Explore options in Pinus pinaster stand management with adapted methods to improve compatibility between resin and timber uses.
The aim is to verify whether the 20 cm wide resin tapping wounds, wider than the traditional 12 cm, can lead to an increase in the annual resin production per tree and if this tapping method is compatible with the traditional wood use in Galicia.
Studies of the wound tapping method with chemical stimulation, carried out in Galicia between 1950 and 1970, reported a mean resin yield of 2-3 kg per tree in Pinus pinaster Ait. Nowadays, the regional interest in resin production has been reactivated, and methods are being adapted to ensure the compatibility with the timber use.
Timber production is the main use in the NW of Spain. If a wider resin tapping wound would produce more resin than the traditional wound width, the use of resin in pine stands near the age of logging could be more easily integrated in the timber use management scheme.
In trees that had been tapped in previous years with a 12 cm width face, opening a 20 cm width face (C12-20) produces 21.8% more resin than a new 12 cm face (C12-12) -see figure 2.
By opening a 20 cm face (T20) on trees that have never been tapped, it produces 21.5% more resin than with a 12 cm face (T12).
Opening a 20 cm face in either case with and without prior tapping, increases production by 21-22%, although total production is much higher in previously tapped trees (4.5kg versus 3.7kg). The positive effect of the 20cm face on resin production would be demonstrated if statistically confirmed when compared to the 12 cm face.
The tapping practised in this way has no significant effect on the subsequent use of the wood for sawing.
Further research is needed to increase knowledge leading to optimize the method and to improve its adaptation to multifunctional forestry.

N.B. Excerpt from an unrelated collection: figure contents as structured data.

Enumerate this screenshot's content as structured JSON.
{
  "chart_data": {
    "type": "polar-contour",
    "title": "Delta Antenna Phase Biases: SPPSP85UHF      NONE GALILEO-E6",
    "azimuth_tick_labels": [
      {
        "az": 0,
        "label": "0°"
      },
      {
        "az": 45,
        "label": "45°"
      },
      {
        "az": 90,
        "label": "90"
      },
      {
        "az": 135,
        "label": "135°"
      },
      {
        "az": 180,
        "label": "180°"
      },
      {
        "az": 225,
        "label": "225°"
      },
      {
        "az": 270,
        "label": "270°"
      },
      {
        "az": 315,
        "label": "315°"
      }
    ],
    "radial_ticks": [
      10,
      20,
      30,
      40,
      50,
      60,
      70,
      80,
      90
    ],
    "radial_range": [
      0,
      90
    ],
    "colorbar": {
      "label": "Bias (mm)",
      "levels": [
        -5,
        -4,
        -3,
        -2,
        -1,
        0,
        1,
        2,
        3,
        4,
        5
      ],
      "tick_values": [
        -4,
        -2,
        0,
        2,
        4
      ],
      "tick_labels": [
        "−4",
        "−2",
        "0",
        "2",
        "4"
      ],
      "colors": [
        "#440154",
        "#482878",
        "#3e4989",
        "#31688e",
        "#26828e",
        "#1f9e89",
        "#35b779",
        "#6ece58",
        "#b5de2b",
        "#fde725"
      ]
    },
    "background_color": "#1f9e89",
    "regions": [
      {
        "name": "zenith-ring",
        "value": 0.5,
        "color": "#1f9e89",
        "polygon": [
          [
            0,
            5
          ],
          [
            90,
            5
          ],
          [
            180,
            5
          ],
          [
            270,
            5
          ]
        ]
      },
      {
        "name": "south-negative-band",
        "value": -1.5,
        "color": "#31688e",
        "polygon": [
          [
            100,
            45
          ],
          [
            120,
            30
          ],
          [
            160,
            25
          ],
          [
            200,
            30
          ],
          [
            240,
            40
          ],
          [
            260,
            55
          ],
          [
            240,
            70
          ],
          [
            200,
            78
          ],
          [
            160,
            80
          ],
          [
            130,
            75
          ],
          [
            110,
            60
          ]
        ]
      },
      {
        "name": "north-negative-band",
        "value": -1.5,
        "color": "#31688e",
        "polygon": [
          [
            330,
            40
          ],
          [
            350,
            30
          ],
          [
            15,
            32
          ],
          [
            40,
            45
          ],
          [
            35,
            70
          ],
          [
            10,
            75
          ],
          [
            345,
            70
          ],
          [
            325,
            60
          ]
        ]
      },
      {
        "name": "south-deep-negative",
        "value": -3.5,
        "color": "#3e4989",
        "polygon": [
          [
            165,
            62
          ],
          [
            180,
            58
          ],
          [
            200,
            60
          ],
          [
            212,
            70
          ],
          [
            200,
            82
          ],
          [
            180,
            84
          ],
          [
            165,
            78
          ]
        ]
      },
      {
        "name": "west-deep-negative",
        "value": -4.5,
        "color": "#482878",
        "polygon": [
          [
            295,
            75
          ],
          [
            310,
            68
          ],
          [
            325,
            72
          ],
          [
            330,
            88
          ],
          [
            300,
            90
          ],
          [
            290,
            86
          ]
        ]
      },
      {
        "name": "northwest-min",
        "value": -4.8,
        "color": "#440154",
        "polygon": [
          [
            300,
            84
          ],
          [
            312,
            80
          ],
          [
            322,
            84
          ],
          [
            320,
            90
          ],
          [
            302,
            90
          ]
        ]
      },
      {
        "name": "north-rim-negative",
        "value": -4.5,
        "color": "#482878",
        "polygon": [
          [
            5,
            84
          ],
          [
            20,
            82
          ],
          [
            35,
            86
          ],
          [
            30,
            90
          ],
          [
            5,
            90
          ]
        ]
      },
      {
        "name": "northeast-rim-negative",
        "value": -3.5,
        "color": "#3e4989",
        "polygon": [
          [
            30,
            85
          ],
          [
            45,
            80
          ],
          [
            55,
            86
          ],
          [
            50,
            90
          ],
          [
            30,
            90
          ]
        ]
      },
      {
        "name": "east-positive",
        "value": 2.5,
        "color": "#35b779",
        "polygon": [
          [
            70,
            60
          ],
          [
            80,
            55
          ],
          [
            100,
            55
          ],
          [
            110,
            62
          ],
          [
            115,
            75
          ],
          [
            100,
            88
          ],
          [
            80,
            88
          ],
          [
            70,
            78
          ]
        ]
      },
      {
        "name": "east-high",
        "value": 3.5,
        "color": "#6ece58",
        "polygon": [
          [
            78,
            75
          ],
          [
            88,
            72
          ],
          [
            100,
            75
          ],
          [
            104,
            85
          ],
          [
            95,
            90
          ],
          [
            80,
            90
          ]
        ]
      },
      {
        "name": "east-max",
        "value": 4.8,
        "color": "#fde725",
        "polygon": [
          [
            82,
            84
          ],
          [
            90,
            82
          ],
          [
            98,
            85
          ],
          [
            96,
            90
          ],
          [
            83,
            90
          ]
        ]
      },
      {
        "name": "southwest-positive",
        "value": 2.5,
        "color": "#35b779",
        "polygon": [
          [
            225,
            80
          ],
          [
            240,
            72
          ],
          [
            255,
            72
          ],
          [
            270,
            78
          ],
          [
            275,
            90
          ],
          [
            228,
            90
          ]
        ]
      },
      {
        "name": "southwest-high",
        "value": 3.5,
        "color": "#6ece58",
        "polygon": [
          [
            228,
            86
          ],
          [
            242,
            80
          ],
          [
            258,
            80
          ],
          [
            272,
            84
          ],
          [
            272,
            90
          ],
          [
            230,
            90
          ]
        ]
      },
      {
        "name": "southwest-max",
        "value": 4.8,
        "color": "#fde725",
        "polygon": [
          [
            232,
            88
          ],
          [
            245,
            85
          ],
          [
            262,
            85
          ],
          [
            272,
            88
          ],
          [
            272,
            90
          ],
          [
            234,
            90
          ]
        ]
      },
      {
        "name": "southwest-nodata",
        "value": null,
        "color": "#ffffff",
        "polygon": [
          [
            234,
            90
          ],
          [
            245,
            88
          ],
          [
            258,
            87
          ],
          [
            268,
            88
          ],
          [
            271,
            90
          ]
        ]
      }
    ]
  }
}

The conducted research leads to making progress with the method validity but optimization is needed to improve operational tapping mode and to establish adequate protocols about stand selection, tapping season or adequate time of application previous to logging.
In any case, the showed results open the possibility to practice an end-of-rotation tapping, 2-3 years before logging, applying the adapted wide resin tapping face method, which is compatible with the production of sawn timber in the Galician forests.
One of the greatest weaknesses associated with this initiative is the artisanal nature of resin extraction, and the low yields in the northwest Spain forests due mainly to the adverse orography, oceanic climate and dense undergrowth that, among other factors, make it difficult for the resin tapper to be competitive.
On the other hand, resin extraction is an activity that has not been traditionally contemplated in the management of the maritime pine forests in northwest Spain.
To carry out this work, the Forestry Research Centre of Lourizán has collected thousands of resin production, wood properties, dasometric and meteorological data that will be analysed to continue advancing in the adaptation of resin use to silviculture in Galician maritime pine forests.
Besides, it is planned to study the possible impact that this resin tapping mode near to logging has on the tree growth, as well as the effect on the physical properties of the wood.